Étienne leva la main pour le faire taire. Là-bas, à travers le silence de la nuit, dans la direction exacte du gué des Cèdres, il y avait autre chose que le vent dans les branches. Quelque chose de régulier, de lointain, de métallique.
Il retint son souffle.
Et il l'entendit, net dans la nuit : le tintement d'un fer de cheval contre une pierre.
— Il ne va pas au gué, dit-il à voix basse. Il est déjà au-delà. Et il n'est pas seul. On n'entend pas un seul cheval. On en entend au moins huit.
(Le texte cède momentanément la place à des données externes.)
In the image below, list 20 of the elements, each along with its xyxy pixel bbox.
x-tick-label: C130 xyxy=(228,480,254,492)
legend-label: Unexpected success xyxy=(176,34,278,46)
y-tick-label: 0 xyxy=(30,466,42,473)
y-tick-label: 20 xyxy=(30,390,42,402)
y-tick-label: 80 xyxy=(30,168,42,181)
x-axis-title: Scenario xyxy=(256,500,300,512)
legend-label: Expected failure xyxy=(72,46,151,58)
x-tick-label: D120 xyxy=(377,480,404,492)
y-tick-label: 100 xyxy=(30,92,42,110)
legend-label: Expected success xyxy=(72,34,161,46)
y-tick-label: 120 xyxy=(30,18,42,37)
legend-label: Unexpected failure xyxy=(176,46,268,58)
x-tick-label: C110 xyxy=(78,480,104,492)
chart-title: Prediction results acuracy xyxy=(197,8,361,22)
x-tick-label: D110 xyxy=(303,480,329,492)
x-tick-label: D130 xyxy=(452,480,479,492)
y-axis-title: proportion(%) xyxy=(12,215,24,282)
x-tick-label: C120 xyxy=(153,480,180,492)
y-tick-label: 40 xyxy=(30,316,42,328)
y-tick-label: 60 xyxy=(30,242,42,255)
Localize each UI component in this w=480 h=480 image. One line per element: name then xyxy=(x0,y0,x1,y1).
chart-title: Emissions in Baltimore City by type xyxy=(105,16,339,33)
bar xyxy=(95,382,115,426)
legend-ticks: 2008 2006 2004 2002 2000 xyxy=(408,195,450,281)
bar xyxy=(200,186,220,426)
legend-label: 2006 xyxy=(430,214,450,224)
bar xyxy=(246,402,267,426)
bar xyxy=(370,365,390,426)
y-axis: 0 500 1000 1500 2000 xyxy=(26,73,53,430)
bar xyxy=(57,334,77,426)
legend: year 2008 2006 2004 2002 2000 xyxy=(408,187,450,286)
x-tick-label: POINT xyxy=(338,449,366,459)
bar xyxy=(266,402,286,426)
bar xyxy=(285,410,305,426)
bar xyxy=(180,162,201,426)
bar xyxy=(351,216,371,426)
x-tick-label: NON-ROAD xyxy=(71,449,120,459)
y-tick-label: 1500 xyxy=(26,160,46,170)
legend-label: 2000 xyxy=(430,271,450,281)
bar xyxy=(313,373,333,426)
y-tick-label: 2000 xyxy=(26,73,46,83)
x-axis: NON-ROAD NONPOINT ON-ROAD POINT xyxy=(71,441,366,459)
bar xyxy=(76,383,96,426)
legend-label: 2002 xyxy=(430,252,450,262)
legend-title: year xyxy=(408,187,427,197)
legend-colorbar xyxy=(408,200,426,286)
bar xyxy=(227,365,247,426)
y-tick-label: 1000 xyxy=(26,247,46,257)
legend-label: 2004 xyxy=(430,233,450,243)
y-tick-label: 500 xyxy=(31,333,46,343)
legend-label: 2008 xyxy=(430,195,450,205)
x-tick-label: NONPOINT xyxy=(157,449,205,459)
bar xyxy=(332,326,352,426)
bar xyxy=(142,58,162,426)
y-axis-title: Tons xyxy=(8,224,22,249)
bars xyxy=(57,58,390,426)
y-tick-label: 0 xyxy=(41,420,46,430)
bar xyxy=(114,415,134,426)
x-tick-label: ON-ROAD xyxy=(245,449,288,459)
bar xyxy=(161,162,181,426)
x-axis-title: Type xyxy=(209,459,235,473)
Nicolas pâlit dans l'obscurité.
— Un renfort. Il les a déjà trouvés.
Étienne se tourna vers Laroche, et son visage, un instant plus tôt encore crispé par la soif de vengeance, se fit soudain calculatoire.
— Change de plan. On ne le rattrape pas avant qu'il rejoigne ses hommes. On l'attend — il devra ralentir, panser sa blessure. Et il y a un endroit que même un officier pressé ne peut pas éviter : le rapide de la Gatineau. C'est là que les canots doivent être portés. C'est là qu'on le prendra.
Laroche regarda Nicolas, qui regarda Étienne. Le blessé eut un sourire sans joie.
— Tu veux tendre un piège à un homme qui a passé toute sa carrière à tendre des pièges aux autres ?
— Je veux faire ce qu'il n'attendra pas, répondit Étienne. Je veux faire ce que mon père aurait fait.